Девушка улыбнулась и наклонилась над водой.
— Вы нездешний, верно? — спросила она, утерев губы тыльной стороной ладони.
— Нет, я здесь родился. Только давно здесь не бывал. А что?
— Так... Вы знаете, несчастье-то какое в городе: доктор Никольский умер, детский врач. Он ночью в Ближнюю Слободку пошел к больному мальчику, назад шел — в Соловьевской роще дерево упало от бури, и прямо на него. Домашние хватились — долго нет, пошли искать, нашли — а он уже без сознания. А утром сегодня помер. Вот какое несчастье.
— Я его помню, — сказал я. — Он, наверно, уже совсем старенький был.
— И совсем не старенький, — обидчиво возразила девушка. — Если бы не этот случай, он бы еще долго прожил. — Она окатила цветы водой. — Это я завезу туда, в детскую поликлинику. Когда я маленькой была, он, говорят, меня спас — сама-то я не помню. Ну, до свидания, спасибо.
Она уехала, а я вернулся на веранду к жене.
— Знаешь, Валя, мне сейчас сказали, что доктор Никольский умер. Я тебе про него рассказывал, помнишь?

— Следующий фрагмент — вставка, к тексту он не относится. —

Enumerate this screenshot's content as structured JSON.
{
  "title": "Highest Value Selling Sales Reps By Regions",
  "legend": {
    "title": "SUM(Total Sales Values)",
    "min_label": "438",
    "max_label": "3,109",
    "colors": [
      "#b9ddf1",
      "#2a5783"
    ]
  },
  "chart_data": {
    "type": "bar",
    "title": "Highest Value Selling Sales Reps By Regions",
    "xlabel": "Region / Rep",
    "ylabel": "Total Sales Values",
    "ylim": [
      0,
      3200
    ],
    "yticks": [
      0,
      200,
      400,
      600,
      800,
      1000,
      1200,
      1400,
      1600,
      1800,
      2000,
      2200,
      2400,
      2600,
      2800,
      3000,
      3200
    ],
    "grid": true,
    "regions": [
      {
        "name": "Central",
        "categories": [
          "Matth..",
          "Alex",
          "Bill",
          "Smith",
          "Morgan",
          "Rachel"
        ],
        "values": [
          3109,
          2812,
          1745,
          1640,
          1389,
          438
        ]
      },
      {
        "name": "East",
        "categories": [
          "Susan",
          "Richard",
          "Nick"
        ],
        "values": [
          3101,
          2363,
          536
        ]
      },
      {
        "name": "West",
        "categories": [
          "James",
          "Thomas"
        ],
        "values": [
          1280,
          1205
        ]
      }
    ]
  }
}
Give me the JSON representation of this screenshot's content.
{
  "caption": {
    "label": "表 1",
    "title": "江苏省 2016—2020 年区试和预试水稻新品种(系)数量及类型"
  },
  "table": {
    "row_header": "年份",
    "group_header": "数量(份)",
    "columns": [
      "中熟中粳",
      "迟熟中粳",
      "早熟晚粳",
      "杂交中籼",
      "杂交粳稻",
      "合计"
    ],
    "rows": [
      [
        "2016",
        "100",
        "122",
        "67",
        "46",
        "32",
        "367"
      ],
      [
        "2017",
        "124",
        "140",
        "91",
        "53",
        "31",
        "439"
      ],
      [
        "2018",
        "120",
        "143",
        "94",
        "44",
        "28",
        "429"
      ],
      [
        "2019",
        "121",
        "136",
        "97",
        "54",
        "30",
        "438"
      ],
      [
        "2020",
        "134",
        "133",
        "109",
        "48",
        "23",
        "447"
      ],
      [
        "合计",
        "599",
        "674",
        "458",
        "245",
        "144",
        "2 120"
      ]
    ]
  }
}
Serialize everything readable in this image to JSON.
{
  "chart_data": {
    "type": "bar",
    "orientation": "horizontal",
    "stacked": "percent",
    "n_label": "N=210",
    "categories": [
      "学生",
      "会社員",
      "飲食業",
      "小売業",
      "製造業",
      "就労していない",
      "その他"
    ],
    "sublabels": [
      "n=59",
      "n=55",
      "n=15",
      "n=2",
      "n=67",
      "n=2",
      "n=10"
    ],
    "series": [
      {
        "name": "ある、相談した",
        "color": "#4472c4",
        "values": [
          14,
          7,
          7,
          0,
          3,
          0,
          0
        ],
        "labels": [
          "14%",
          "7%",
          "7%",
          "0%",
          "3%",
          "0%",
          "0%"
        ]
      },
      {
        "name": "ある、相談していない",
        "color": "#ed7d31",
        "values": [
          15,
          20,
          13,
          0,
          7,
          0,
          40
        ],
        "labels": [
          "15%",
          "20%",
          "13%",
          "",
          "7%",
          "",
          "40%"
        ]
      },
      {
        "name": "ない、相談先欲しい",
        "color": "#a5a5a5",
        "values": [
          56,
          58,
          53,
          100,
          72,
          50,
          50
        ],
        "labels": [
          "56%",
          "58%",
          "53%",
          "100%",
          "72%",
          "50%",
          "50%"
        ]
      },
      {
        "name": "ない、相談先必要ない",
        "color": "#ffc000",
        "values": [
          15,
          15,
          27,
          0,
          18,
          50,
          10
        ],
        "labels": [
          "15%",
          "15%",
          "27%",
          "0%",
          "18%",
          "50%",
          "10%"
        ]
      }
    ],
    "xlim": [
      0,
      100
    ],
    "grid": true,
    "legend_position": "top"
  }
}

Я подошел к зеркалу и глянул на свою шею, на голубоватый узенький шрам — след ланцета, спасшего мне жизнь.
Тогда мне было лет девять, и я тяжело заболел. Подробности я запамятовал, но помню день, когда стало мне совсем худо, я помню ощущение удушья и ужаса. И голос матери: «Теперь ему совсем плохо, доктор, он умирает!».
— Никто не умрет! — услышал я спокойный, серьезный голос доктора. — Никто не умрет!
И вот доктор Никольский провел мне по шее чем-то острым, и стало немного больно, но я почувствовал, что это нужная, полезная боль. Он вставил в надрез что-то — и вот я уже мог дышать. Потом помню сонную слабость, больничную постель, жесткую подушку, тумбочку справа, а слева синюю стену с трещинками, — весь микромир больного.